The latest lending data released by the Australian Bureau of Statistics revealed a slowing demand for both investment and owner-occupier mortgages.

Analysing the data, Corelogic's Cameron Kusher said there was $12.5bn worth of housing finance commitments in New South Wales in March 2018, including $2.4bn in owner-occupier refinances. Excluding refinances, investor loans were the biggest share at $5.1bn.

"Despite the tighter credit, investors as a proportion of mortgage demand remain well above the long-term average of 37.4%," Kusher said.

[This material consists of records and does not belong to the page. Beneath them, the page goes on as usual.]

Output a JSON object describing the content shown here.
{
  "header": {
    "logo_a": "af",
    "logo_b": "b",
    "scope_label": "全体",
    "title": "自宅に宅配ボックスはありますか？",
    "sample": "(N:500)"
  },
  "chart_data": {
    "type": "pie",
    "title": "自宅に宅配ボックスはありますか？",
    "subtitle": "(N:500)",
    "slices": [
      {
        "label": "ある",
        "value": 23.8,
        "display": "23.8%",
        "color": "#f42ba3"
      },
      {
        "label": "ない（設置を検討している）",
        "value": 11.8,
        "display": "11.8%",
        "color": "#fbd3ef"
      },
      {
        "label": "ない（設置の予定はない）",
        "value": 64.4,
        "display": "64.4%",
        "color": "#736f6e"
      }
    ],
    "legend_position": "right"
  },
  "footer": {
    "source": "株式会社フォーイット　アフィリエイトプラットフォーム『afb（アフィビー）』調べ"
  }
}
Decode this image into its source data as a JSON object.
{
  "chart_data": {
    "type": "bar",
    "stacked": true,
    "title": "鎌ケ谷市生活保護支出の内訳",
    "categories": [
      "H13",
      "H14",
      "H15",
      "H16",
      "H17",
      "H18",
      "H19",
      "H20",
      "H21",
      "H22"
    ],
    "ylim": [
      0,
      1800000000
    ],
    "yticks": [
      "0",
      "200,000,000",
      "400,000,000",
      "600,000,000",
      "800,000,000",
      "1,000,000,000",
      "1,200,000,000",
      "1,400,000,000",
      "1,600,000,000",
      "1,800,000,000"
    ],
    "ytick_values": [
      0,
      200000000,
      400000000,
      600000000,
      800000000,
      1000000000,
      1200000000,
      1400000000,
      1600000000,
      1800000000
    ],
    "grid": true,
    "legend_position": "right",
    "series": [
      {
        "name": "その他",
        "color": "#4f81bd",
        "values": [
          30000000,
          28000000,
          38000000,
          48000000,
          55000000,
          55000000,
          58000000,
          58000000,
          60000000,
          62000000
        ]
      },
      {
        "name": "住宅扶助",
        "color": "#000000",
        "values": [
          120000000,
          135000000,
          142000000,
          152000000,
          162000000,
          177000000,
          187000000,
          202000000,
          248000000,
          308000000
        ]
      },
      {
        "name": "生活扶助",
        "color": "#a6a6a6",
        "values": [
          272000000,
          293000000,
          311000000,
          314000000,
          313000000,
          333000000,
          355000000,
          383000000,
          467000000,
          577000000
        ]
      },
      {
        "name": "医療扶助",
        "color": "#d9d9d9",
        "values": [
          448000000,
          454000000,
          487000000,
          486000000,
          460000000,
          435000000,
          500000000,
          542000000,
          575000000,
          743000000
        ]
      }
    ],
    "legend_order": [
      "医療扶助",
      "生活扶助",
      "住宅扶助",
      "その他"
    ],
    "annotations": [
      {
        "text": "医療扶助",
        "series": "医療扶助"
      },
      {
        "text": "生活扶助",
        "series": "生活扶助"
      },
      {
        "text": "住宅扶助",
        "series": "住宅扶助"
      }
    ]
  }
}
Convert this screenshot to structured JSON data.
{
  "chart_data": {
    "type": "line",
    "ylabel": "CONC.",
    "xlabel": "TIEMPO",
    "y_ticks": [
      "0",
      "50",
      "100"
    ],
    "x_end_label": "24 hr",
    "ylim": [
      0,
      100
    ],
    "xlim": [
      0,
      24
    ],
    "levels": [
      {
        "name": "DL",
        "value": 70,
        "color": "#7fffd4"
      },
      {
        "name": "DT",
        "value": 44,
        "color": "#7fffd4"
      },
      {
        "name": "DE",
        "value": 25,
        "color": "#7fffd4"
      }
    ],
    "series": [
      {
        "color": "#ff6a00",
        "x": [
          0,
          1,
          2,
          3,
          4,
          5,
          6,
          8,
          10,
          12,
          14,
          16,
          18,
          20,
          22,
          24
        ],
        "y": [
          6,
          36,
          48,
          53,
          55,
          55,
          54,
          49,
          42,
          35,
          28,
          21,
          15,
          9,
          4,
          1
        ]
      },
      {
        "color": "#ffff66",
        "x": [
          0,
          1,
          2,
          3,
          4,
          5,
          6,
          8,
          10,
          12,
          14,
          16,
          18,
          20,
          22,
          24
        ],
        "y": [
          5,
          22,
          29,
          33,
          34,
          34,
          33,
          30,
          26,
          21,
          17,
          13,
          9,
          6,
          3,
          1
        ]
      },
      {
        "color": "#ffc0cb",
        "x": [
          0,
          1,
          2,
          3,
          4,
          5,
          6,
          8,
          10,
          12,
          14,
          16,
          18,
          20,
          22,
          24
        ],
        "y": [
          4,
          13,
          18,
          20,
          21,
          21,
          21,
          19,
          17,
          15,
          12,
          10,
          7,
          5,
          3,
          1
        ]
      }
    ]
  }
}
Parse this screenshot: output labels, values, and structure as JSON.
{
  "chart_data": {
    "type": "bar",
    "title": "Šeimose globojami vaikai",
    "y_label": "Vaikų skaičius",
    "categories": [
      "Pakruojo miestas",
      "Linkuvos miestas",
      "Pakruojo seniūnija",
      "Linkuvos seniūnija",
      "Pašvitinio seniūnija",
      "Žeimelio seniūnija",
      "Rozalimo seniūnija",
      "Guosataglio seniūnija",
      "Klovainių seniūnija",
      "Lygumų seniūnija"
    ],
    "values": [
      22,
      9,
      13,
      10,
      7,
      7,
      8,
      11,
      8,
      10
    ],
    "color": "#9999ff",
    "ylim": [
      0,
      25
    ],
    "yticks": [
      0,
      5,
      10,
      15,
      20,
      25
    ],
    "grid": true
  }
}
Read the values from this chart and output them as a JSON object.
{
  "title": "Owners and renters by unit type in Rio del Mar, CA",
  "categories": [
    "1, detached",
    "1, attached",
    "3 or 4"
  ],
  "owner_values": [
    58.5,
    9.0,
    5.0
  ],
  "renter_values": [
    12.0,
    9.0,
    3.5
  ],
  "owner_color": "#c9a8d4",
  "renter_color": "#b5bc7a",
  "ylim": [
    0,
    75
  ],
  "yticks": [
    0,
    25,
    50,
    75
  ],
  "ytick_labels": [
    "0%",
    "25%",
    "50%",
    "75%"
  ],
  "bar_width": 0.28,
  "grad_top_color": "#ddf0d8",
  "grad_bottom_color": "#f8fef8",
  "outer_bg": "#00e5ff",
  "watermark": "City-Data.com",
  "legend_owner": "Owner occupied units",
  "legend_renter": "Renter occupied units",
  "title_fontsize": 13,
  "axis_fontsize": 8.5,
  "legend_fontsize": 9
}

However, as Sydney dwelling values and growth prospects in New South Wales continue to fall, Kusher pointed out a clear trend in mortgage demand from both owner-occupiers and investors.

This phenomenon was also seen in Victoria, albeit to a lesser degree. For the month of March, there was $9bn worth of housing finance commitments: $2bn for refinances, $4.1bn for new loans, and $2.9bn for investors. 

Kusher said refinances are the only segment of lending that has remained relatively steady over recent months. Excluding refinances, investors currently comprised 41.7% of mortgage demand, down from the April 2015 peak of 54.7%, but well above the long-term average share of 32.1%.

With dwelling values falling, Kusher said it will only be a matter of time when the cost of new mortgages would likely to be lower than it was in the past, particularly in these two states.

"We’re also seeing the investor segment slowing and we would expect a further slowdown given the ongoing regulatory focus on interest-only lending, mortgage rate premium and that fact that values are falling and rental yields are generally low; all of which make an investment a less compelling prospect,” he explained.

Kusher added, “Overall, the outlook for mortgage demand is that it is likely to soften over the coming months, particularly in NSW and Vic while the prospects for a substantial pick-up elsewhere are fairly limited at this stage.”